Il se définissait comme un « griot des temps modernes ». Jean-Claude Carrière, dont l’art de conteur s’est déployé aussi bien dans les livres que sur les planches et les écrans, nous a quittés hier à l’âge de 89 ans.
Né en 1931 dans une famille paysanne de l’Hérault, il grandit dans un milieu sans livres ni images. Mais l’école de la IIIe République lui ouvrit toutes les portes en lui donnant la clé des savoirs : le goût de la lecture. Aussi sa vie entière semble avoir été comme le rattrapage frénétique de cette pénurie première de visions et de récits.
Jean-Claude Carrière était bien un homme de lettres, au pluriel. À la fois romancier et essayiste, scénariste et adaptateur, dramaturge, traducteur et parolier, il fut un auteur prolifique et polygraphe, que toutes les formes d’écriture passionnaient, celles dont le XXe siècle a hérité – roman, poésie, théâtre – et celles qu’il a inventées – le cinéma, la radio, la télévision – dont chacune exige un langage différent. Son œuvre étonne par son foisonnement et son érudition : rares sont les sujets, les formats ou les genres qui échappèrent à son immense curiosité.
Écrivain, Jean-Claude Carrière signa une série de romans d’épouvante, publia un florilège de lettres d’amour et une anthologie de l’humour 1900, rédigea des recueils érudits et des dictionnaires amoureux. Il écrivit sur l’Inde, le Mexique et l’Espagne, sur l’astrologie, Einstein et la physique quantique, mais aussi sur mai 68, Jean-Jacques Rousseau et le bouddhisme. Ce joyeux désordre bibliographique – désordre revendiqué en titre de l’un de ses récits autobiographiques – avait pour fil rouge une soif intellectuelle intarissable, et un sens du récit unique qui parait de mille feux ses réflexions les plus doctes.
Scénariste, Jean-Claude Carrière était aussi l’une des plus fertiles imaginations du septième art. Travaillant d’abord avec Jacques Tati puis Pierre Etaix, il devint ensuite l’indispensable complice de Luis Buñuel : ensemble, pendant près de 20 ans, ils écrivirent les scénarios du Journal d’une femme de chambre, Belle de jour, Le Charme discret de la bourgeoisie ou encore Cet obscur objet du désir. Jean-Claude Carrière prêta sa plume et sa verve aux plus grands : Louis Malle, Milos Forman, Jean-Luc Godard, Andrzej Wadja ou Philippe Garrel.
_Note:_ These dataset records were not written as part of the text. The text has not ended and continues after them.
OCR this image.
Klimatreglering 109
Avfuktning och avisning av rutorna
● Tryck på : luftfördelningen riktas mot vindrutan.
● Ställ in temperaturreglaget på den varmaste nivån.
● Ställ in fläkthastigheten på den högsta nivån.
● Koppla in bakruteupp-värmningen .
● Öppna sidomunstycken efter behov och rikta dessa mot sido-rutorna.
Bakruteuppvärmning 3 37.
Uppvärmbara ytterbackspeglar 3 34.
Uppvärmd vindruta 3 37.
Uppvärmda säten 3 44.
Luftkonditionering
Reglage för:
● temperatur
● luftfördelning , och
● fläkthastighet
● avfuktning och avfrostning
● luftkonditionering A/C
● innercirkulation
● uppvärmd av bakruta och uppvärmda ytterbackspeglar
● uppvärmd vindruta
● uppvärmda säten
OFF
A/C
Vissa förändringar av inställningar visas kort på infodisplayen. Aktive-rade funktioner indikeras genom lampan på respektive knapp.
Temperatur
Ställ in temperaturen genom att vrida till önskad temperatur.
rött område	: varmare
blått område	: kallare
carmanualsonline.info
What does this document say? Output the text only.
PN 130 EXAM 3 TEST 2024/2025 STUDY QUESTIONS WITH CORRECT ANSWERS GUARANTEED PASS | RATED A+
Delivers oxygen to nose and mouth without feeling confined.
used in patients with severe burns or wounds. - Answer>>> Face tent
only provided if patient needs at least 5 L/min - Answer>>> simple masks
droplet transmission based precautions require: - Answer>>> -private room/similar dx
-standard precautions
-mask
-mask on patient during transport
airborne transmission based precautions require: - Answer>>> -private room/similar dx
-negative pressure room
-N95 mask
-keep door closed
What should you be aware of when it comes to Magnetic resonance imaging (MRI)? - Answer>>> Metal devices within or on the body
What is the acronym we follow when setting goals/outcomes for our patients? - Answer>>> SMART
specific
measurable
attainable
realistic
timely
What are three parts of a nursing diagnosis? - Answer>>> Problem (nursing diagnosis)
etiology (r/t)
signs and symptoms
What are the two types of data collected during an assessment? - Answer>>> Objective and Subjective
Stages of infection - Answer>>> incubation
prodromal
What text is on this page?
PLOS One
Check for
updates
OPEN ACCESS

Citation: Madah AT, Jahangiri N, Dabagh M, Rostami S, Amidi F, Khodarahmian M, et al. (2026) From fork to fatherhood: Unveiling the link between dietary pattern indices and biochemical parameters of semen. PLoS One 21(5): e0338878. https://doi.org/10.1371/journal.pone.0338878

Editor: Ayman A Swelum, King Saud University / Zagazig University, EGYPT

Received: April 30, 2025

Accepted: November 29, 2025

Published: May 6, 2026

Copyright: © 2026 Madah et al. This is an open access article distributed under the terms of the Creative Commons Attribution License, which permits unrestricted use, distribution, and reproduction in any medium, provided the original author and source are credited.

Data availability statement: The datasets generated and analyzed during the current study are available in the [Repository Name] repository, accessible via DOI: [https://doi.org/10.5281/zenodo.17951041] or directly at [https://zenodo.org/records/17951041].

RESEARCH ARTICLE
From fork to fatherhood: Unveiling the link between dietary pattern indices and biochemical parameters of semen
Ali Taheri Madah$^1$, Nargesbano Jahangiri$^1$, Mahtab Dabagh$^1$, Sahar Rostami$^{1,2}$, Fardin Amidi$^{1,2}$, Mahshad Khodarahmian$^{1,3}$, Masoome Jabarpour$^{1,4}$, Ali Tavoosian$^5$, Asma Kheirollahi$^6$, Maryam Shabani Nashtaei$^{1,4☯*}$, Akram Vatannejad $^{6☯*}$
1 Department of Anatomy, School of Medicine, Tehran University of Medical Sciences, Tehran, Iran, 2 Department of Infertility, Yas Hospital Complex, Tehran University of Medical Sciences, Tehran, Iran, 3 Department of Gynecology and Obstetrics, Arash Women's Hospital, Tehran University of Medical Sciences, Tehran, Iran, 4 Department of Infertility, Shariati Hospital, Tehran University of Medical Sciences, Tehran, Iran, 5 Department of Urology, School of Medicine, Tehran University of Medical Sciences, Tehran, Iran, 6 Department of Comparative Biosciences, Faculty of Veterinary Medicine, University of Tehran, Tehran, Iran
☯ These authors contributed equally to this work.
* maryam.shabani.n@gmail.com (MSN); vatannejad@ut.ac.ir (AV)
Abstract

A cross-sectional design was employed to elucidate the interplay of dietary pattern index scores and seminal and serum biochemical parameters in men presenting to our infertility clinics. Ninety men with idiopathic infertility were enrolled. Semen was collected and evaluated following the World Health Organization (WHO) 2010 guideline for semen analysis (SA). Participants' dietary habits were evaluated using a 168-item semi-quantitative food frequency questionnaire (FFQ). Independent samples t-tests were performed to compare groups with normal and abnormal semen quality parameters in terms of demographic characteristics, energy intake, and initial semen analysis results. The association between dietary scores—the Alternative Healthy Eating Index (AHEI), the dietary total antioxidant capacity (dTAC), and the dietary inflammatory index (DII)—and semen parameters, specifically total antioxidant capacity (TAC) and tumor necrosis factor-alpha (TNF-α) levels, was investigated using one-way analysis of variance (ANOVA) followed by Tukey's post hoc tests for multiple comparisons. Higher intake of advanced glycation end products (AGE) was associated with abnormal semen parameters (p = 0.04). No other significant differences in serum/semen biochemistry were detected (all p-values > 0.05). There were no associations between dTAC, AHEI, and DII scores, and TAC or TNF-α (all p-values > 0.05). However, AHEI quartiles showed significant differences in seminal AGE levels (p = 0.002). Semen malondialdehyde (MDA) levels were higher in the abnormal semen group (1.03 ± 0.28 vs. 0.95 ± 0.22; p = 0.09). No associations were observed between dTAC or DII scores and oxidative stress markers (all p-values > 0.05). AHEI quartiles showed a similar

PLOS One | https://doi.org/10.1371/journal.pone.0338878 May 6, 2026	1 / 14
On lui doit les scénarios ou les adaptations de La Piscine et Borsalino (Jacques Deray), Le Tambour (Volker Schlöndorff), Sauve qui peut (la vie) (Jean-Luc Godard), Le Retour de Martin Guerre
(Daniel Vigne), Cyrano de Bergerac (Jean-Paul Rappeneau), pour lequel il pasticha une bonne centaine d’alexandrins à la manière d’Edmond Rostand, ou encore Le Ruban blanc (Michael Haneke), couronné d’une Palme d’or en 2009. Pour la télévision, il adapta des grands classiques comme Bouvard et Pécuchet ou Le Père Goriot. Cette prodigieuse créativité fit de lui un acteur incontournable de la cinéphilie et de l’exception cinématographique tricolore, qui fut longtemps président de la FÉMIS et administrateur de la Cinémathèque française.
Jean-Claude Carrière fut aussi un parolier qui cisela des chansons de Juliette Greco, Brigitte Bardot ou Jeanne Moreau. Il était encore un dramaturge et un passionné de théâtre, qui travailla avec André Barsacq, Jean-Louis Barrault, Bernard Murat et par-dessus tout avec son ami Peter Brook, adaptant pour lui Shakespeare et Mérimée ou encore Le Mahabhârata, l’immense épopée indienne dont l’adaptation lui demanda quelques onze années de travail. À travers ce kaléidoscope créatif vertigineux, c’était toujours la vitalité du cœur humain qui le passionnait, sous tous ses costumes et toutes ses latitudes, partout où elle lui offrait une quête à retracer, des péripéties à raconter, des émotions à transmettre.
Le Président de la République et son épouse saluent la mémoire d’un grand homme de lettres, de savoirs et de récits qui a irrigué notre imaginaire durant plus de soixante ans. Ils adressent leurs condoléances à sa famille et ses proches, comme à tous les artistes avec lesquels il a travaillé et tous les publics qu’il a émus.